ESG and the Canadian Energy Sector
Authors: Marla Orenstein, Dinara Millington and Brendan Cooke
Over the past five years, the rise of Environmental, Social and Governance (ESG) reporting has been meteoric. But whether ESG is more than a fad, whether it is needed to secure investment—and even whether it is particularly useful given that international ESG frameworks and standards do not align well with sector-specific and uniquely Canadian conditions—are some of the questions that require a hard look.
In the Canadian energy sector—among oil and gas companies, pipelines, renewable energy companies and electric utilities—ESG reporting has kicked into high gear. But not across the board, and by no means equally among companies.
All of Canada’s largest oil and gas and electrical utility companies provide ESG reports, but the number drops off substantially among smaller oil and gas producers, renewable energy companies, smaller utilities and pipeline companies. All of the international majors produce a public ESG report, but fewer than half provide any detailed ESG information about their Canadian operations.
Companies also take very different approaches to reporting on specific environmental, social and governance topics. Many topics that are key elements of a company’s sustainability performance (and are included in every major ESG framework) are not consistently reported on by any Canadian energy subsector—including GHG emissions, land use, biodiversity, water use, waste, gender equity, diversity and inclusion and supply chain management. Although Canada’s energy sector is increasingly taking up ESG reporting, confusion clearly remains about how best to approach it.

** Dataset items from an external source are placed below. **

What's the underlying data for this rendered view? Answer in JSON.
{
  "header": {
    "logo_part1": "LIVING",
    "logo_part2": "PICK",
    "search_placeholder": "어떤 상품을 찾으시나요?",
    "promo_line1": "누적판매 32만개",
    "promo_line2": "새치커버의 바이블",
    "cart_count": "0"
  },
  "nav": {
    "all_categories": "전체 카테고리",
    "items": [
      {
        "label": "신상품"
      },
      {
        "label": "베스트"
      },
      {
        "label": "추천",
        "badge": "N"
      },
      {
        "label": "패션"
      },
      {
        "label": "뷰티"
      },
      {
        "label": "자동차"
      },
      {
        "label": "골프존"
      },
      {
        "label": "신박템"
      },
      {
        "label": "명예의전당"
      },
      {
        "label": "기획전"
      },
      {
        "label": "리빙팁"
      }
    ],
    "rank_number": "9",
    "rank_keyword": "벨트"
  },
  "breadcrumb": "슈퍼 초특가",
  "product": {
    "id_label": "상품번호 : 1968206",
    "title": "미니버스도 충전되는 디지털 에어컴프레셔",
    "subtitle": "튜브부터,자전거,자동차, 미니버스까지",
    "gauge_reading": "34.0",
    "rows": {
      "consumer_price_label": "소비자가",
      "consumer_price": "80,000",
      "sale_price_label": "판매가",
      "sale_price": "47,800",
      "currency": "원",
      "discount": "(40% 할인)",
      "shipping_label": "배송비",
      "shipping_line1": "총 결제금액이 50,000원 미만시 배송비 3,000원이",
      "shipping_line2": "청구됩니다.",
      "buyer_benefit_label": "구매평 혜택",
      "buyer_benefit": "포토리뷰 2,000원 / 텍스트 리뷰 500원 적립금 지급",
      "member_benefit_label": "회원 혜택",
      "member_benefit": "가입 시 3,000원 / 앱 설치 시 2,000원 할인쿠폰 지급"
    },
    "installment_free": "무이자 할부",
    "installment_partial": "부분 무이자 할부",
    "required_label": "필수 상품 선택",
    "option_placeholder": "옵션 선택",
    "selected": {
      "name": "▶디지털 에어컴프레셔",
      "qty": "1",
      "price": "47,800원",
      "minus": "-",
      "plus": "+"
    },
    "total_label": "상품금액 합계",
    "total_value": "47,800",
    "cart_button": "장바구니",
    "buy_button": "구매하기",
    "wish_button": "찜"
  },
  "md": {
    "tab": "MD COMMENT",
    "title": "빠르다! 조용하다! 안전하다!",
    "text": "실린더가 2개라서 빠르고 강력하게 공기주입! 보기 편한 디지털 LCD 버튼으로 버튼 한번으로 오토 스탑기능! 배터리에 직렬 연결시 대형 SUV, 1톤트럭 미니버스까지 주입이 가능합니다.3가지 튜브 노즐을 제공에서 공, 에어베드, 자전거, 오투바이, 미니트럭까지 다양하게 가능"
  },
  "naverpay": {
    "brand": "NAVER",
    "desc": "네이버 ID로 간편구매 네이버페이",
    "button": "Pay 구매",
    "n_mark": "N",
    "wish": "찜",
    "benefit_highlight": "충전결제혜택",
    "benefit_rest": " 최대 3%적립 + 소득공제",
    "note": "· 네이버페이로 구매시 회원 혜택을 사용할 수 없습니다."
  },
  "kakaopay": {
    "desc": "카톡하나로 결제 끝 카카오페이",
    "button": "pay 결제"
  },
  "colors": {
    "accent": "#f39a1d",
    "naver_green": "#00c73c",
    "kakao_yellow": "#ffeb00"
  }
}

There is a strong business case for Canadian energy companies to embrace ESG reporting. It may increase access to lower-cost capital, improve the company’s operational and managerial performance, lower material risks and impacts, map a path forward, and enhance brand and reputation. But ESG is a means to an end—not an end itself. The companies that see gains are the ones that do more than tick off boxes in a report, and instead integrate sustainability principles companywide. And legitimate criticisms remain. While more and more capital is being directed by sustainability performance—a whopping $40.5 trillion globally in 2020 alone—a sizeable amount of investment is still made using only financial criteria, absent ESG. Additionally, there is doubt about whether ESG can create a meaningful difference in climate, environmental or social outcomes, or whether ESG reporting focuses on relatively trivial issues and misses the larger picture.
The hype around potential benefits of ESG reporting is intensifying. In some circles, so is the skepticism of what it can actually accomplish. As is often the case, the reality is somewhere in the middle.
Rapid changes are taking place, some of which may help “connect the dots” and resolve some of the confusion—including international efforts to consolidate ESG frameworks, increasing use of third-party assurance of sustainability reporting, guidance being provided by regulatory bodies and stock exchanges, and companies’ own increasing familiarity as to what works and what does not for the audiences they are trying to reach. Governments also have a role in supporting strong ESG performance, through creating policy frameworks such as strong net-zero plans that provide credibility for companies’ own net zero targets, and assembling and publishing objective data that support ESG performance claims.
For industry, there are benefits to embracing ESG, flaws and all. An emphasis on ESG reporting is an opportunity for Canadian energy companies to demonstrate how they intend to build successful businesses in a more sustainable world.